I nod. I don’t know why I said anything at all. Although if I’m going to lose, I’d rather Peeta win than the others. Better for our district, for my mother and Prim.
After about fifteen minutes, they call my name. I smooth my hair, set my shoulders back, and walk into the gymnasium.
Instantly, I know I’m in trouble. They’ve been here too long, the Gamemakers. Sat through twenty-three other demonstrations.
Had too much wine, most of them. Want more than anything to go home.
There’s nothing I can do but continue with the plan. I walk to the archery station. Oh, the weapons! I’ve been itching to get my hands on them for days! Bows made of wood and plastic and metal and materials I can’t even name. Arrows with feathers cut in flawless uniform lines. I choose a bow, string it, and sling the matching quiver of arrows over my shoulder. There’s a shooting range, but it’s much too limited. Standard bull’s-eyes and human silhouettes. I walk to the center of the gymnasium and pick my first target. The dummy used for knife practice. Even as I pull back on the bow I know something is wrong. The string’s tighter than the one I use at home. The arrow’s more rigid. I miss the dummy by a couple of inches and lose what little attention I had been commanding. For a moment, I’m humiliated, then I head back to the bull’s-eye. I shoot again and again until I get the feel of these new weapons.
Back in the center of the gymnasium, I take my initial position and skewer the dummy right through the heart. Then I sever the rope that holds the sandbag for boxing, and the bag splits open as it slams to the ground. Without pausing, I shoulder-roll forward, come up on one knee, and send an arrow into one of the hanging lights high above the gymnasium floor. A shower of sparks bursts from the fixture.
It’s excellent shooting.
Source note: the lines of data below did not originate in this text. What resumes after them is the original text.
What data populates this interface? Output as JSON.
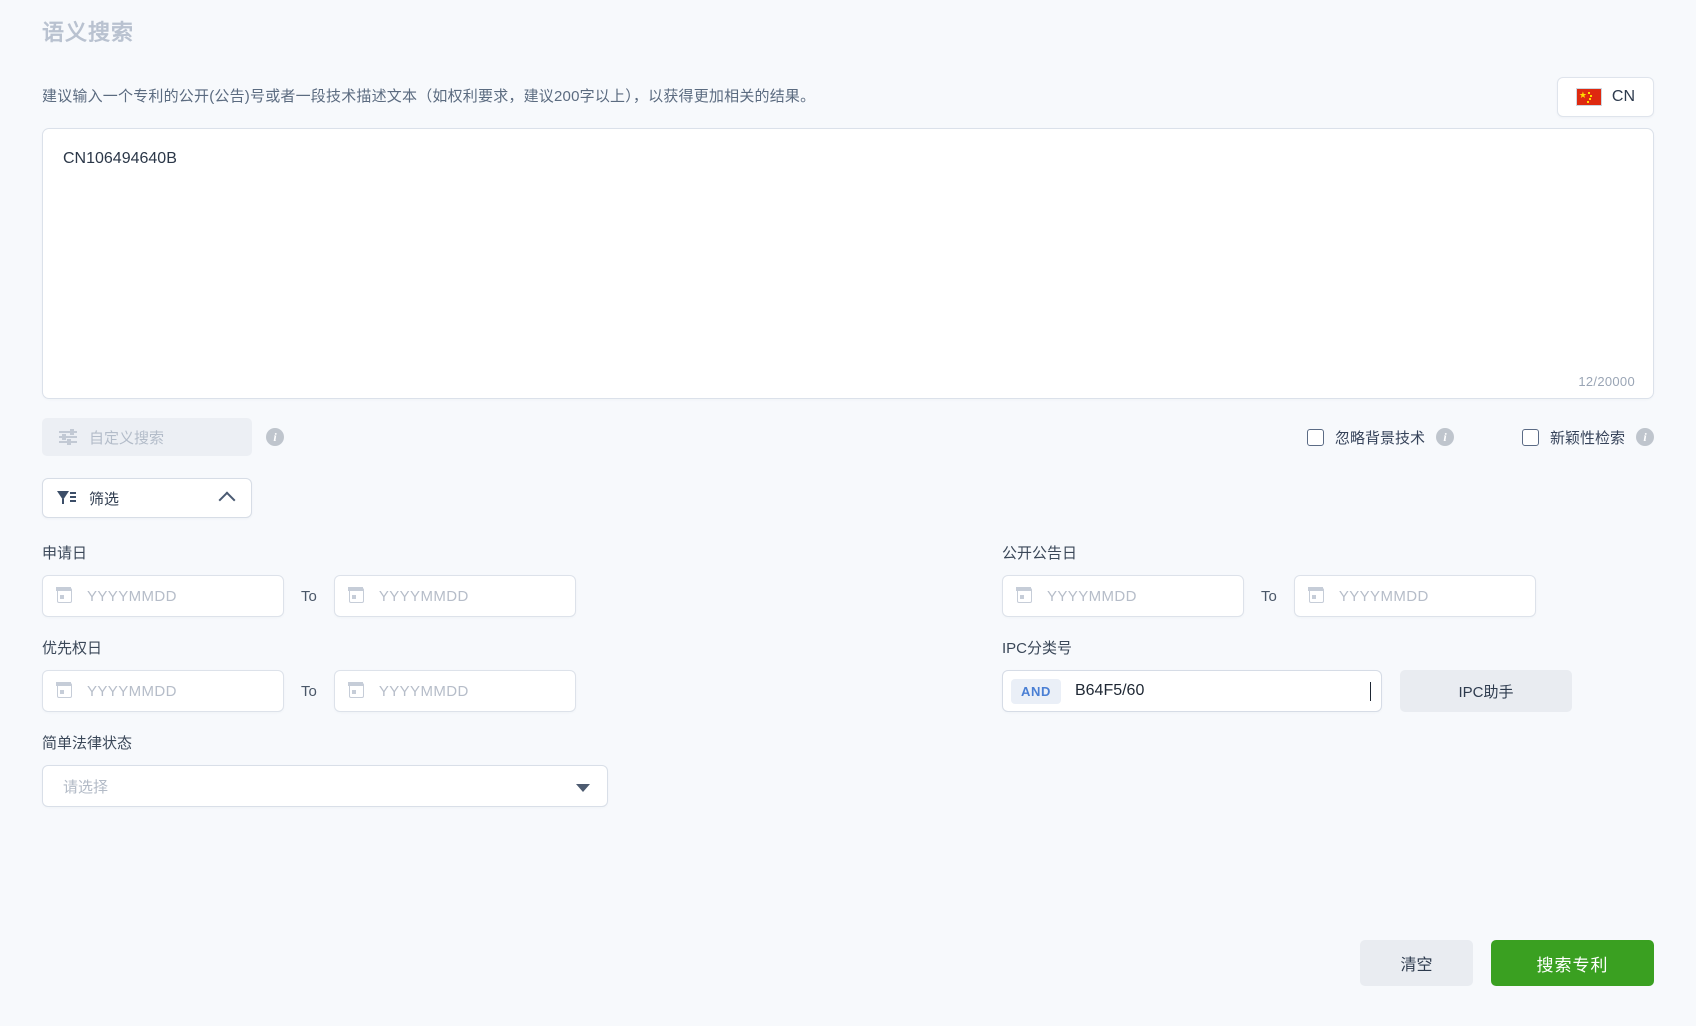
{
  "header": {
    "title": "语义搜索",
    "hint": "建议输入一个专利的公开(公告)号或者一段技术描述文本（如权利要求，建议200字以上），以获得更加相关的结果。",
    "language_button": {
      "label": "CN",
      "icon": "flag-cn-icon"
    }
  },
  "query": {
    "value": "CN106494640B",
    "placeholder": "",
    "char_counter": "12/20000",
    "max_length": 20000,
    "current_length": 12
  },
  "options": {
    "custom_search": {
      "label": "自定义搜索",
      "icon": "sliders-icon",
      "disabled": true,
      "info_icon": "info-icon"
    },
    "checkboxes": [
      {
        "label": "忽略背景技术",
        "checked": false,
        "info_icon": "info-icon"
      },
      {
        "label": "新颖性检索",
        "checked": false,
        "info_icon": "info-icon"
      }
    ]
  },
  "filter_toggle": {
    "label": "筛选",
    "icon": "funnel-icon",
    "chevron": "chevron-up-icon",
    "expanded": true
  },
  "filters": {
    "application_date": {
      "label": "申请日",
      "from_value": "",
      "from_placeholder": "YYYYMMDD",
      "separator": "To",
      "to_value": "",
      "to_placeholder": "YYYYMMDD"
    },
    "publication_date": {
      "label": "公开公告日",
      "from_value": "",
      "from_placeholder": "YYYYMMDD",
      "separator": "To",
      "to_value": "",
      "to_placeholder": "YYYYMMDD"
    },
    "priority_date": {
      "label": "优先权日",
      "from_value": "",
      "from_placeholder": "YYYYMMDD",
      "separator": "To",
      "to_value": "",
      "to_placeholder": "YYYYMMDD"
    },
    "ipc": {
      "label": "IPC分类号",
      "operator_badge": "AND",
      "value": "B64F5/60",
      "placeholder": "",
      "helper_button": "IPC助手"
    },
    "legal_status": {
      "label": "简单法律状态",
      "selected": "",
      "placeholder": "请选择"
    }
  },
  "actions": {
    "clear_label": "清空",
    "search_label": "搜索专利"
  },
  "colors": {
    "page_background": "#f7f9fc",
    "primary_green": "#3aa021",
    "title_gray": "#b9c2d0",
    "and_badge_blue": "#4a7fd4",
    "flag_red": "#de2910",
    "flag_yellow": "#ffde00"
  }
}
I turn to the Gamemakers. A few are nodding approval, but the majority of them are fixated on a roast pig that has just arrived at their banquet table.
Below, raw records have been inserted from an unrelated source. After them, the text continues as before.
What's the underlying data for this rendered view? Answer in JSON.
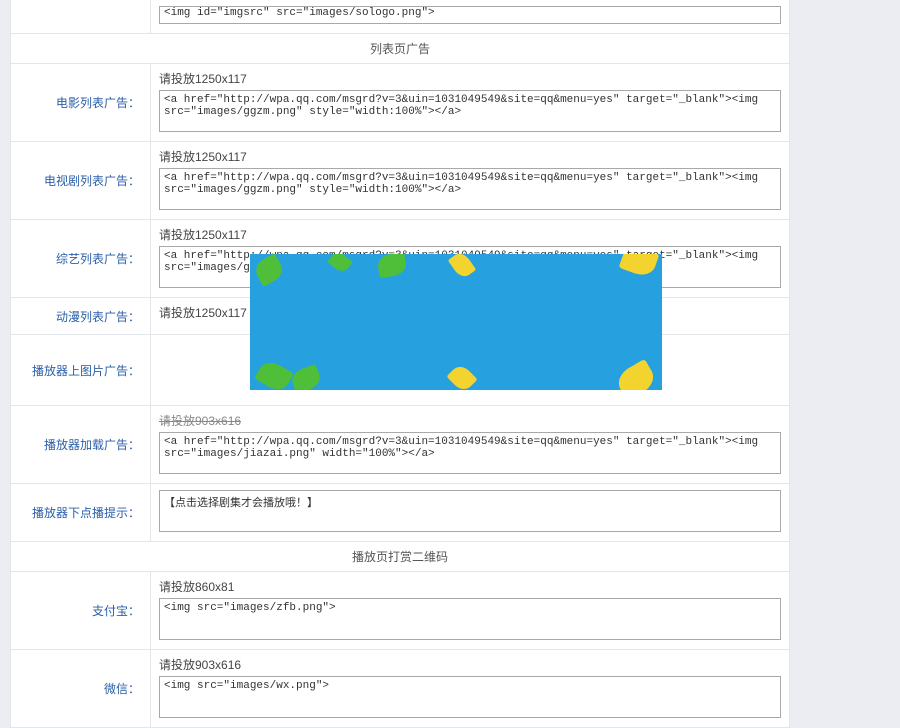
{
  "top_textarea_value": "<img id=\"imgsrc\" src=\"images/sologo.png\">",
  "section1_title": "列表页广告",
  "rows": {
    "movie": {
      "label": "电影列表广告：",
      "hint": "请投放1250x117",
      "value": "<a href=\"http://wpa.qq.com/msgrd?v=3&uin=1031049549&site=qq&menu=yes\" target=\"_blank\"><img src=\"images/ggzm.png\" style=\"width:100%\"></a>"
    },
    "tv": {
      "label": "电视剧列表广告：",
      "hint": "请投放1250x117",
      "value": "<a href=\"http://wpa.qq.com/msgrd?v=3&uin=1031049549&site=qq&menu=yes\" target=\"_blank\"><img src=\"images/ggzm.png\" style=\"width:100%\"></a>"
    },
    "variety": {
      "label": "综艺列表广告：",
      "hint": "请投放1250x117",
      "value": "<a href=\"http://wpa.qq.com/msgrd?v=3&uin=1031049549&site=qq&menu=yes\" target=\"_blank\"><img src=\"images/ggzm.png\" style=\"width:100%\"></a>"
    },
    "anime": {
      "label": "动漫列表广告：",
      "hint": "请投放1250x117",
      "value": ""
    },
    "player_top": {
      "label": "播放器上图片广告：",
      "hint": "",
      "value": ""
    },
    "player_load": {
      "label": "播放器加载广告：",
      "hint": "请投放903x616",
      "value": "<a href=\"http://wpa.qq.com/msgrd?v=3&uin=1031049549&site=qq&menu=yes\" target=\"_blank\"><img src=\"images/jiazai.png\" width=\"100%\"></a>"
    },
    "player_tip": {
      "label": "播放器下点播提示：",
      "value": "【点击选择剧集才会播放哦！】"
    }
  },
  "section2_title": "播放页打赏二维码",
  "qr": {
    "alipay": {
      "label": "支付宝：",
      "hint": "请投放860x81",
      "value": "<img src=\"images/zfb.png\">"
    },
    "wechat": {
      "label": "微信：",
      "hint": "请投放903x616",
      "value": "<img src=\"images/wx.png\">"
    }
  }
}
Suddenly I am furious, that with my life on the line, they don’t even have the decency to pay attention to me. That I’m being upstaged by a dead pig. My heart starts to pound, I can feel my face burning. Without thinking, I pull an arrow from my quiver and send it straight at the Gamemakers’ table. I hear shouts of alarm as people stumble back. The arrow skewers the apple in the pig’s mouth and pins it to the wall behind it.
Everyone stares at me in disbelief.
“Thank you for your consideration,” I say. Then I give a slight bow and walk straight toward the exit without being dismissed.